Анджело коснулся локтя Евы, подхватил ее тяжелый чемодан, сунул под мышку той же руки собственную небольшую сумку и, склонившись за тростью, позволил Фабии обнять себя в последний раз. Ева взяла второй чемоданчик поменьше и футляр со скрипкой, и они вместе поднялись в вагон, пообещав прислать весточку, как только доберутся до Рима.
– С ними все будет в порядке. Им не о чем беспокоиться, – сказал Анджело негромко. И хотя он не добавил «…теперь, когда ты уехала», Ева услышала эти слова почти так же отчетливо, как если бы он их произнес. После начала немецкой оккупации те, кто укрывал евреев, никогда не могли считать себя в безопасности. – Кстати, вот твой паспорт.
Ева озадаченно взяла документы.
– Но у меня есть паспорт, Анджело.
– Священник не может путешествовать наедине с молодой дамой, только если она не приходится ему родственницей. Теперь ты моя сестра. Видишь? – Он постучал по паспорту, который Ева до сих пор оцепенело сжимала в руках, и она наконец обратила внимание на написанное внутри. Документы выглядели абсолютно настоящими – от официальной эмблемы до надписей и печатей. Ева могла оценить работу. Она помогала Альдо Финци делать фальшивые документы с тех самых пор, как Камилло уехал в Австрию и не вернулся. Но по этим документам ее звали Ева Бьянко, и она больше не была еврейкой.
– Но как?..
– Альдо, – ответил Анджело коротко. – Я попросил его об услуге некоторое время назад. Просто на всякий случай.
– Я из Неаполя? – изумилась Ева так тихо, что услышал ее только Анджело.
– К югу от линии союзников никто не выдаст немцам никакой информации. Так что они не смогут проверить, правда ли ты та, за кого себя выдаешь.

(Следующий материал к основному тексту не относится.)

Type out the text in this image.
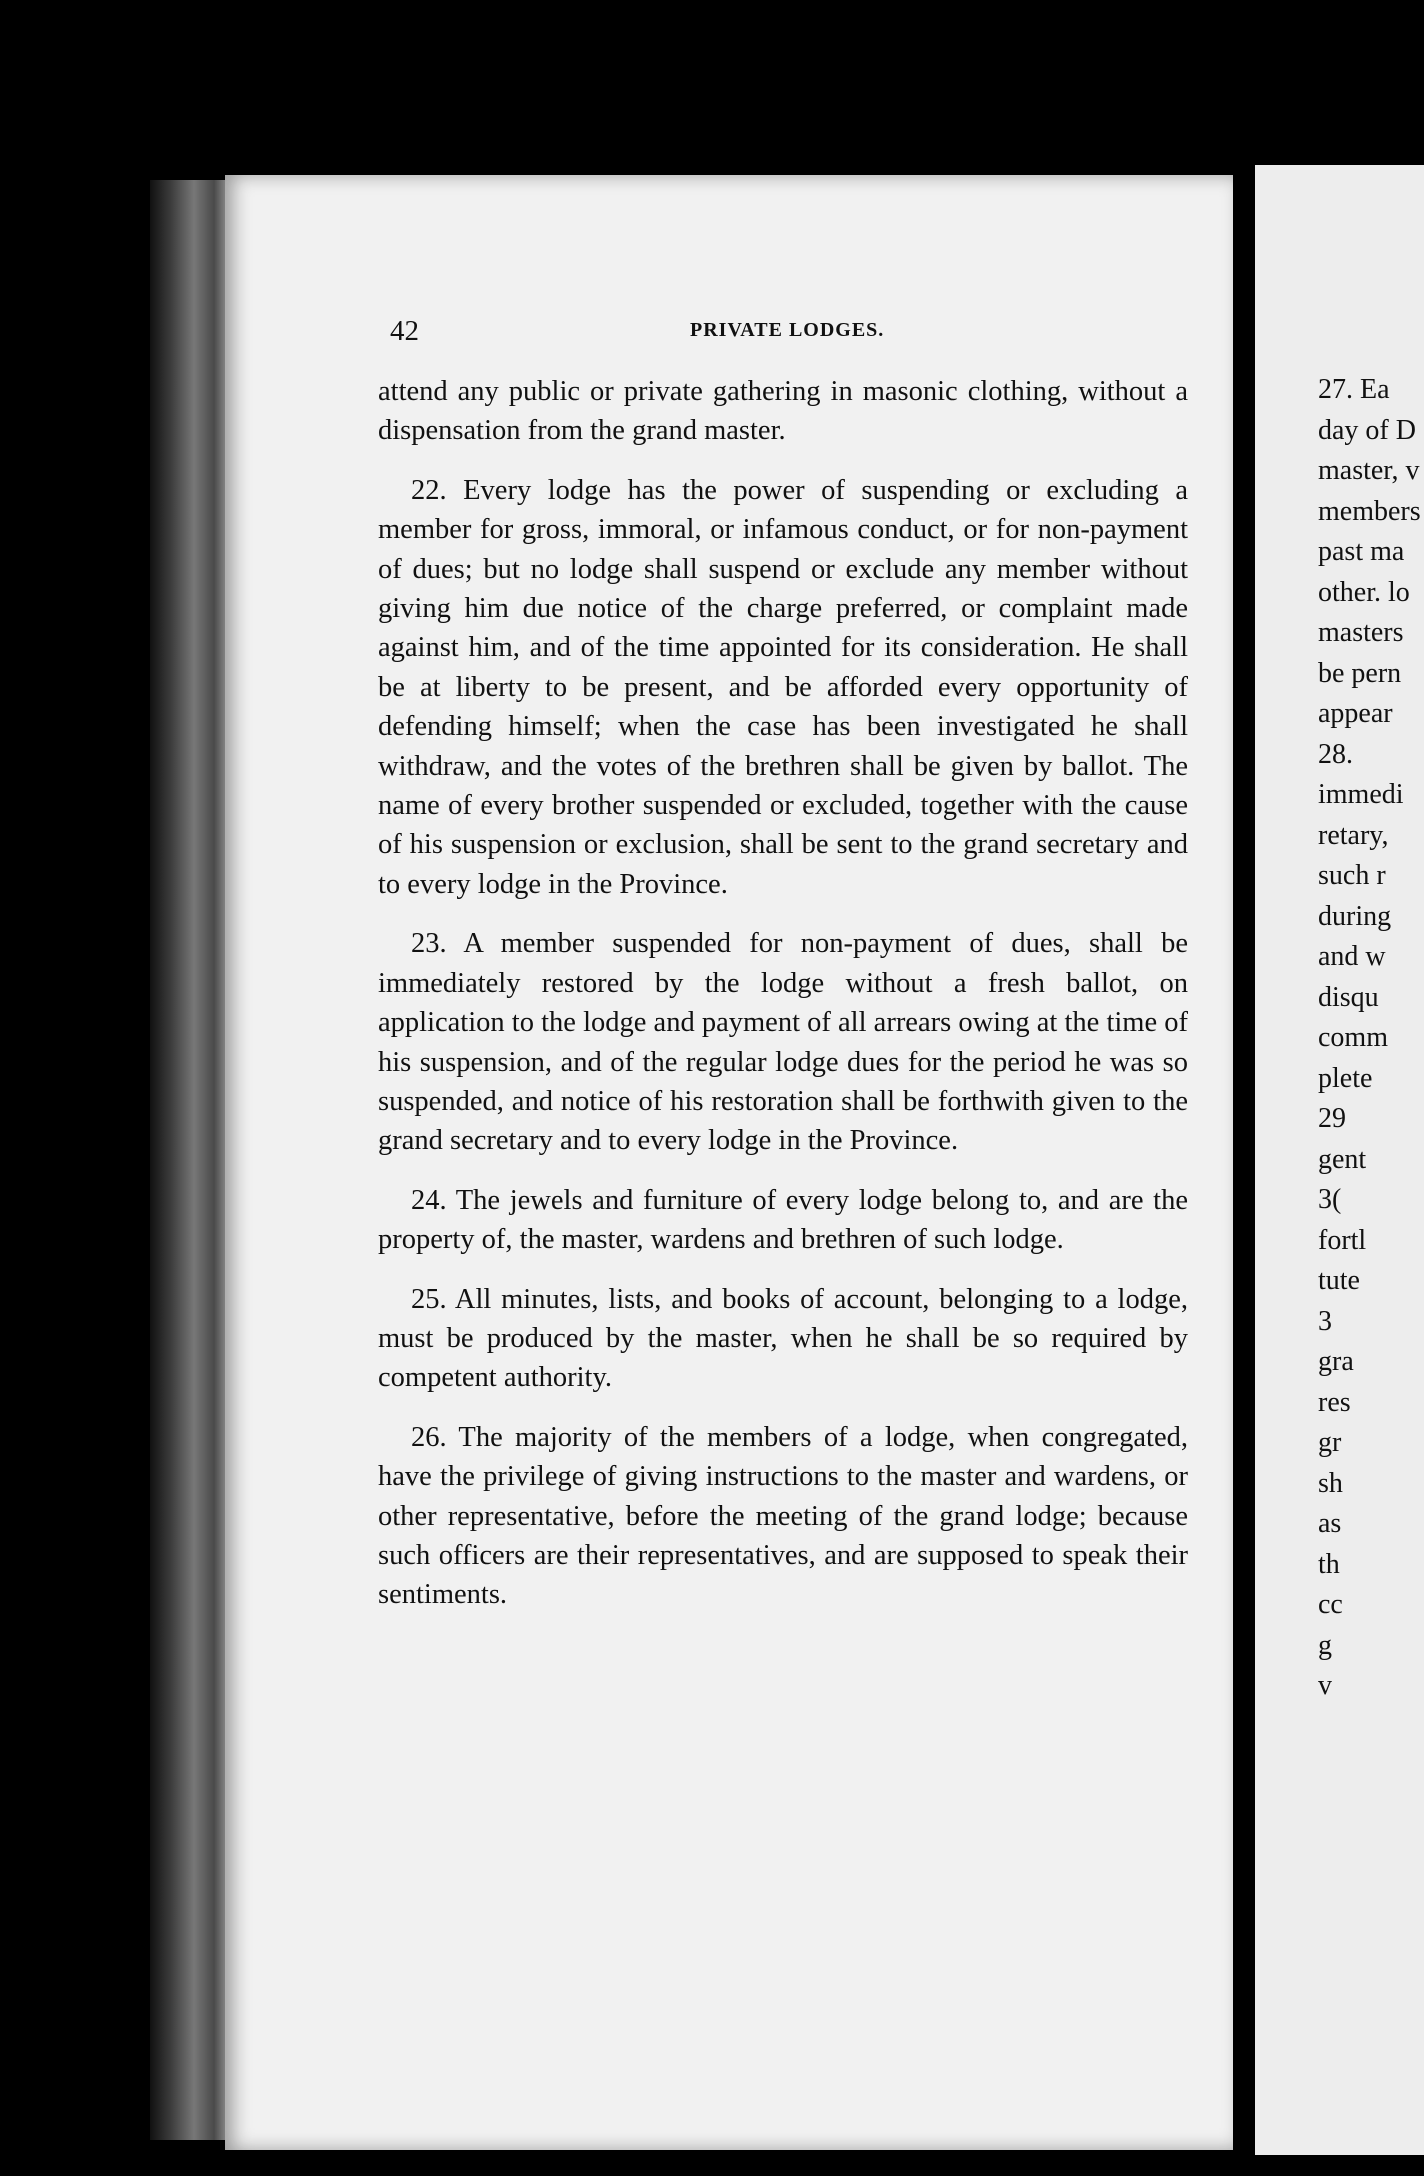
42	PRIVATE LODGES.

attend any public or private gathering in masonic clothing, without a dispensation from the grand master.

22. Every lodge has the power of suspending or excluding a member for gross, immoral, or infamous conduct, or for non-payment of dues; but no lodge shall suspend or exclude any member without giving him due notice of the charge preferred, or complaint made against him, and of the time appointed for its consideration. He shall be at liberty to be present, and be afforded every opportunity of defending himself; when the case has been investigated he shall withdraw, and the votes of the brethren shall be given by ballot. The name of every brother suspended or excluded, together with the cause of his suspension or exclusion, shall be sent to the grand secretary and to every lodge in the Province.

23. A member suspended for non-payment of dues, shall be immediately restored by the lodge without a fresh ballot, on application to the lodge and payment of all arrears owing at the time of his suspension, and of the regular lodge dues for the period he was so suspended, and notice of his restoration shall be forthwith given to the grand secretary and to every lodge in the Province.

24. The jewels and furniture of every lodge belong to, and are the property of, the master, wardens and brethren of such lodge.

25. All minutes, lists, and books of account, belonging to a lodge, must be produced by the master, when he shall be so required by competent authority.

26. The majority of the members of a lodge, when congregated, have the privilege of giving instructions to the master and wardens, or other representative, before the meeting of the grand lodge; because such officers are their representatives, and are supposed to speak their sentiments.

27. Ea
day of D
master, v
members
past ma
other. lo
masters
be pern
appear
28.
immedi
retary,
such r
during
and w
disqu
comm
plete
29
gent
3(
fortl
tute
3
gra
res
gr
sh
as
th
cc
g
v
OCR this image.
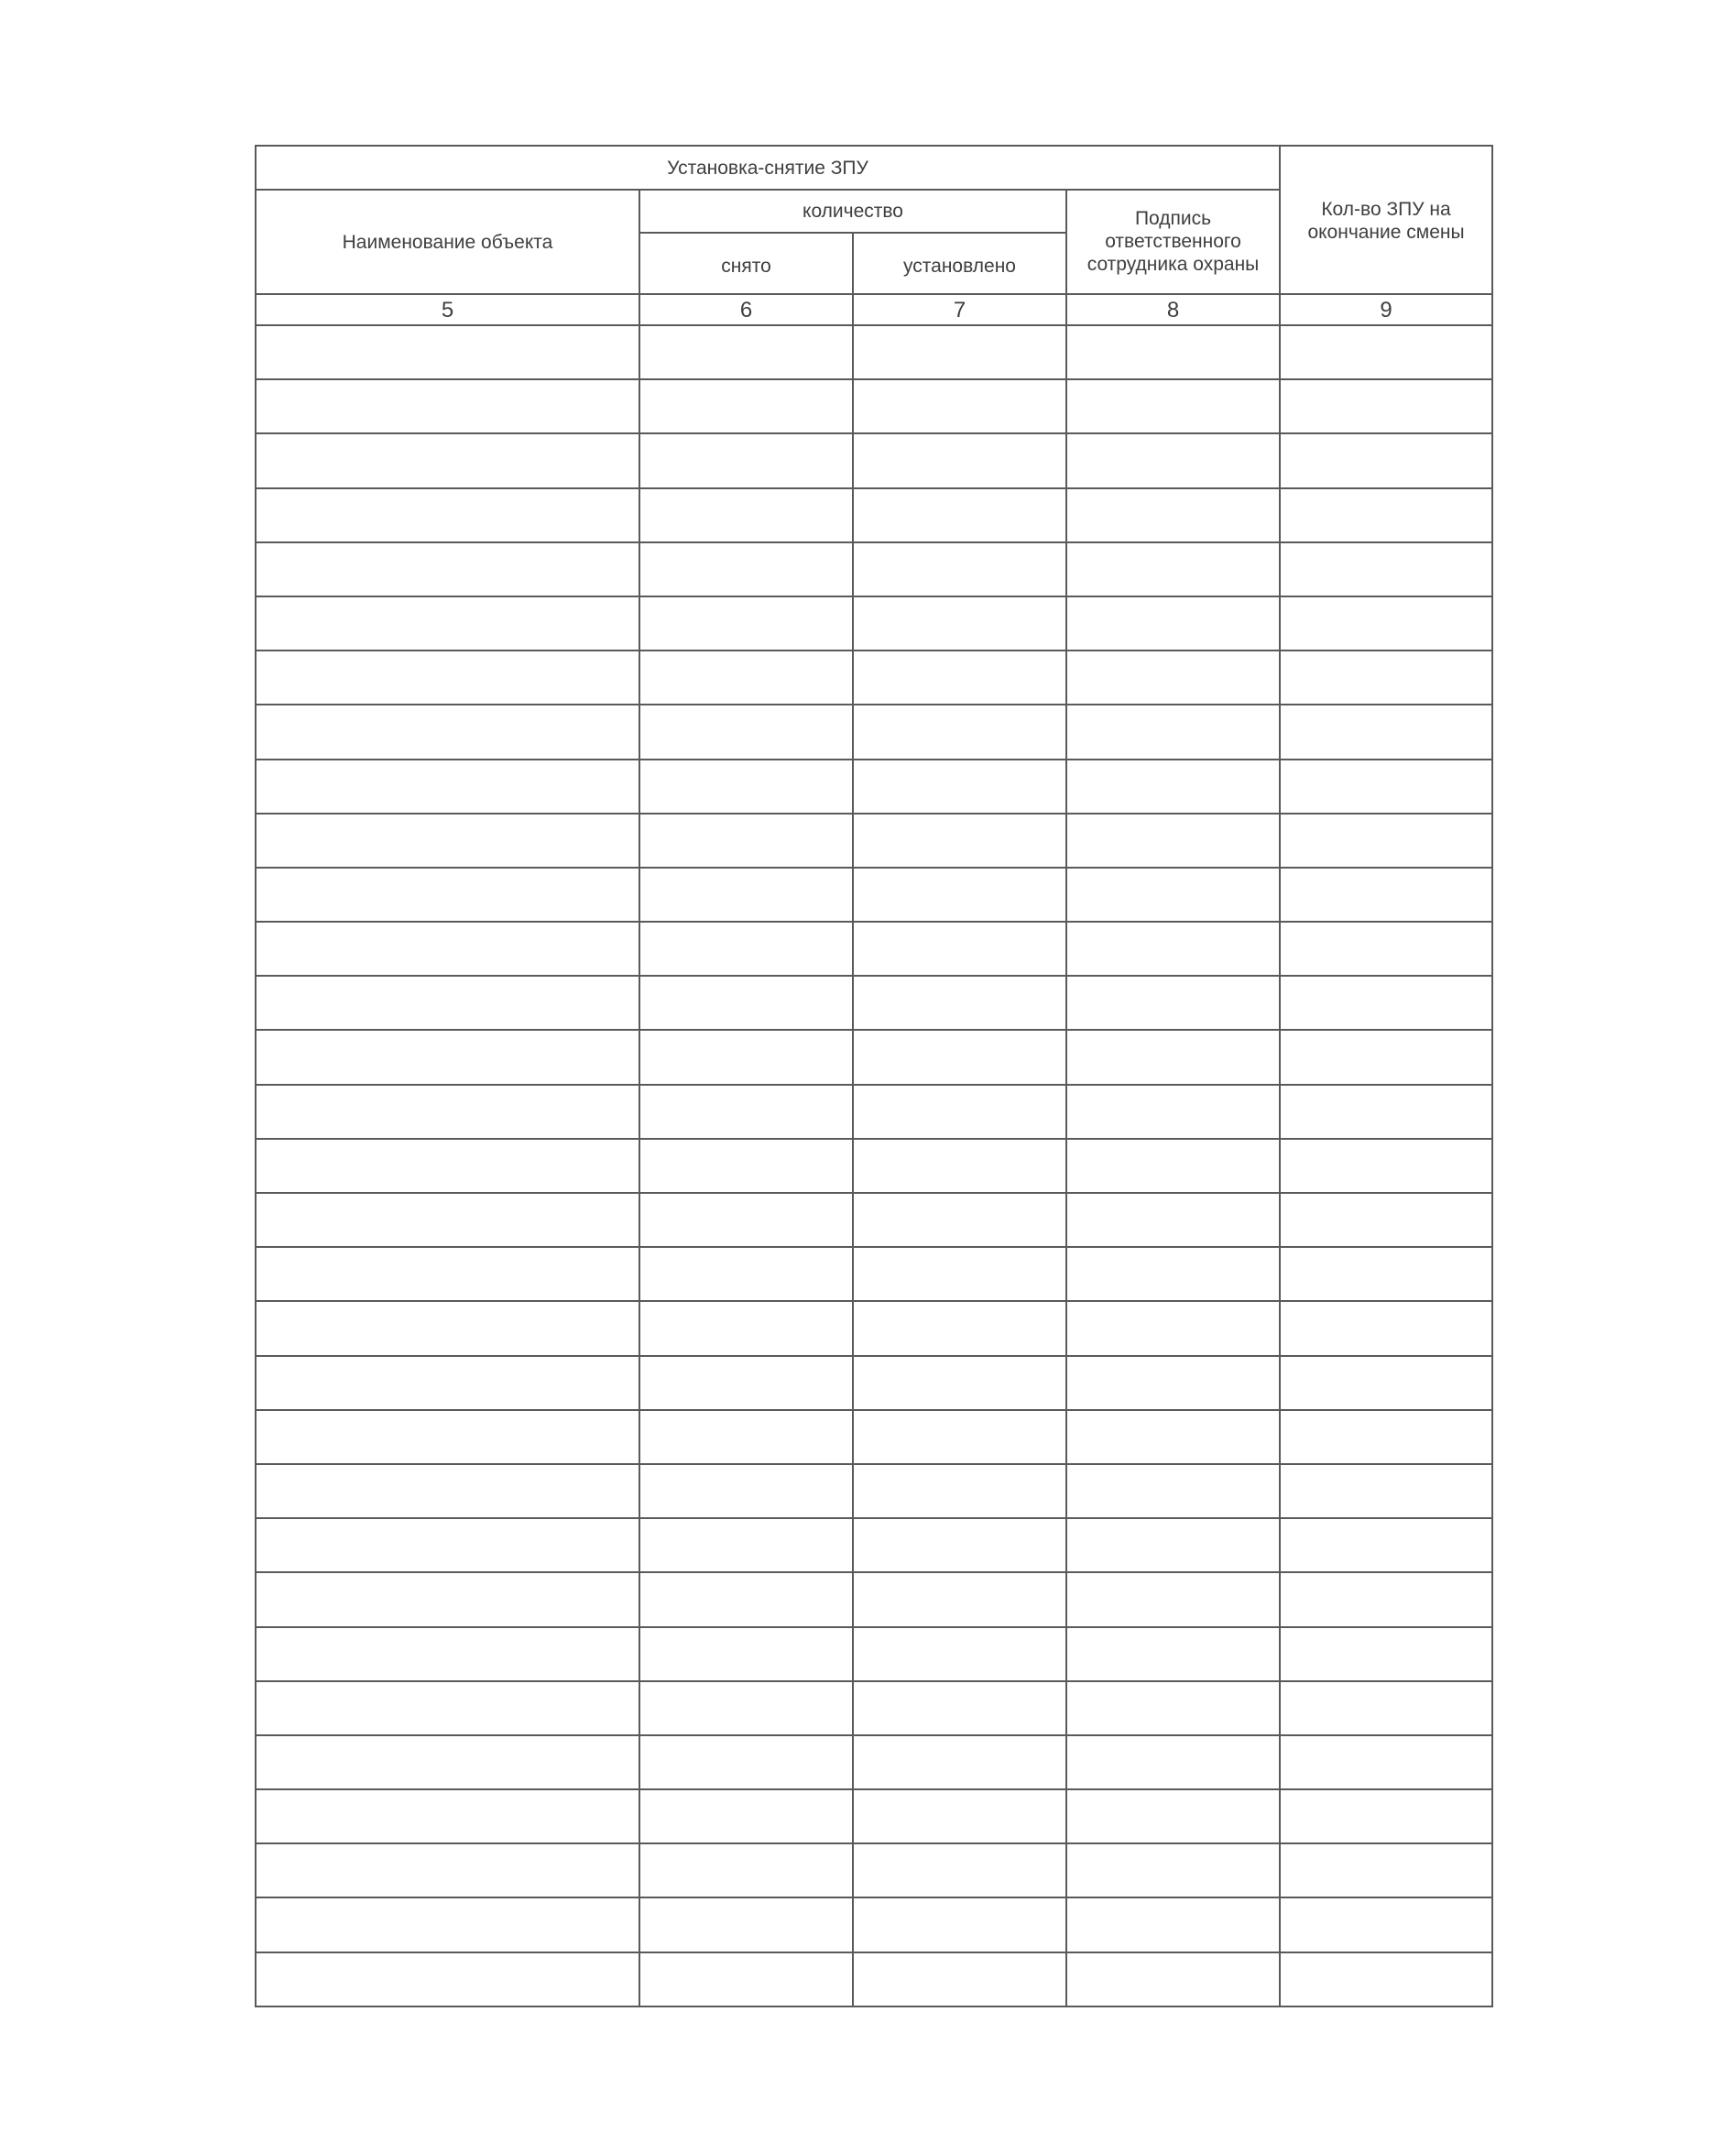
Установка-снятие ЗПУ				Кол-во ЗПУ на окончание смены
Наименование объекта	количество		Подпись ответственного сотрудника охраны	
	снято	установлено		
5	6	7	8	9
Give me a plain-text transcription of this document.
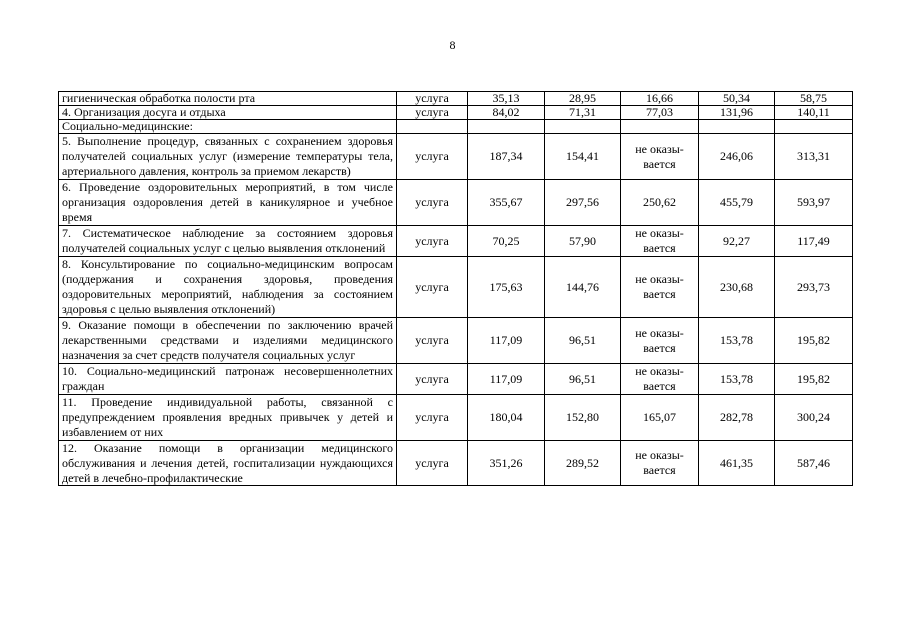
8
гигиеническая обработка полости рта	услуга	35,13	28,95	16,66	50,34	58,75
4. Организация досуга и отдыха	услуга	84,02	71,31	77,03	131,96	140,11
Социально-медицинские:						
5. Выполнение процедур, связанных с сохранением здоровья получателей социальных услуг (измерение температуры тела, артериального давления, контроль за приемом лекарств)	услуга	187,34	154,41	не оказы-вается	246,06	313,31
6. Проведение оздоровительных мероприятий, в том числе организация оздоровления детей в каникулярное и учебное время	услуга	355,67	297,56	250,62	455,79	593,97
7. Систематическое наблюдение за состоянием здоровья получателей социальных услуг с целью выявления отклонений	услуга	70,25	57,90	не оказы-вается	92,27	117,49
8. Консультирование по социально-медицинским вопросам (поддержания и сохранения здоровья, проведения оздоровительных мероприятий, наблюдения за состоянием здоровья с целью выявления отклонений)	услуга	175,63	144,76	не оказы-вается	230,68	293,73
9. Оказание помощи в обеспечении по заключению врачей лекарственными средствами и изделиями медицинского назначения за счет средств получателя социальных услуг	услуга	117,09	96,51	не оказы-вается	153,78	195,82
10. Социально-медицинский патронаж несовершеннолетних граждан	услуга	117,09	96,51	не оказы-вается	153,78	195,82
11. Проведение индивидуальной работы, связанной с предупреждением проявления вредных привычек у детей и избавлением от них	услуга	180,04	152,80	165,07	282,78	300,24

12. Оказание помощи в организации медицинского обслуживания и лечения детей, госпитализации нуждающихся детей в лечебно-профилактические	услуга	351,26	289,52	не оказы-вается	461,35	587,46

– Вот только у меня нет неаполитанского акцента.
– Неважно. Ты говоришь по-итальянски. Немцы – нет. А даже если и говорят, ты сможешь их одурачить. У тебя всегда был великолепный слух, а немцам будет не до того, чтобы разбираться в акцентах.
Их негромкую беседу неожиданно прервала пара с детьми, которая зашла в купе и уселась напротив. Через пару минут к ним присоединился еще один грузный мужчина, занявший место справа от Анджело. Теперь им оставалось либо болтать о пустяках, что требовало слишком много труда, либо молчать большую часть пути. Еву это устраивало. Ей не нужно было говорить с Анджело. И сам Анджело тоже был не нужен. Сразу после приезда в Рим она намеревалась разыскать дядю Августо и остаться с ним, тетей Бьянкой, Клаудией и Леви до конца оккупации. Конечно, она была готова помогать Анджело в его работе с беженцами; за последние годы Ева стала неплохим подмастерьем типографа и продемонстрировала бы все, на что способна, если бы он нашел ей печатный станок. Но она совершенно точно не собиралась прятаться в женском монастыре, как Анджело предлагал ей накануне вечером.
Первые несколько часов пути прошли спокойно, но в Кьюзи в вагон поднялись несколько немецких офицеров и штатский переводчик с черной нарукавной повязкой, которая обозначала его принадлежность к фашистам.
–
В отличие от нее Анджело казался совершенно спокойным. Когда немец подошел к ним и потребовал бумаги, он лишь склонил голову в жесте, характерном для священников, и вложил паспорт в протянутую ладонь офицера.
Немец изучал его приблизительно вечность. Затем что-то сказал итальянскому переводчику – так тихо, что Ева не смогла разобрать слов, хотя свободно владела немецким. И наконец снова поднял подозрительные светлые глаза на Анджело, который выглядел ничуть не встревоженным этим досмотром.
В следующую секунду светлые глаза переметнулись к Еве и сузились еще больше. Немец почти ткнул ладонью ей в лицо:
– Документы?
Она послушно протянула ему паспорт – тот, который получила от Анджело всего несколько часов назад. Немец изучил его с такой же подозрительностью.
– Бьянко, хех? Интересно. У вас одна фамилия? – Последний вопрос был обращен уже к Анджело. Спутник немца поспешил его перевести.
– Она моя сестра, – солгал Анджело невозмутимо. А он отличный врун, подумала Ева.
–
– Что-то не похожа она на твою сестру. Скорее уж на жену, – ответил немец.
Переводчик торопливо выплюнул по-итальянски слова, которые они и без того уже поняли.
– А ты, я думаю, дезертир, – продолжил немец. – Итальянский трус, который удрал от своих обязанностей. Никакой ты не священник.
– Она моя сестра, а я священник. Не солдат. И не дезертир. – Анджело закатал подол сутаны и постучал по протезу, привлекая внимание немецкого офицера. – Солдатом я никогда не был. Из одноногих лучше получаются священники.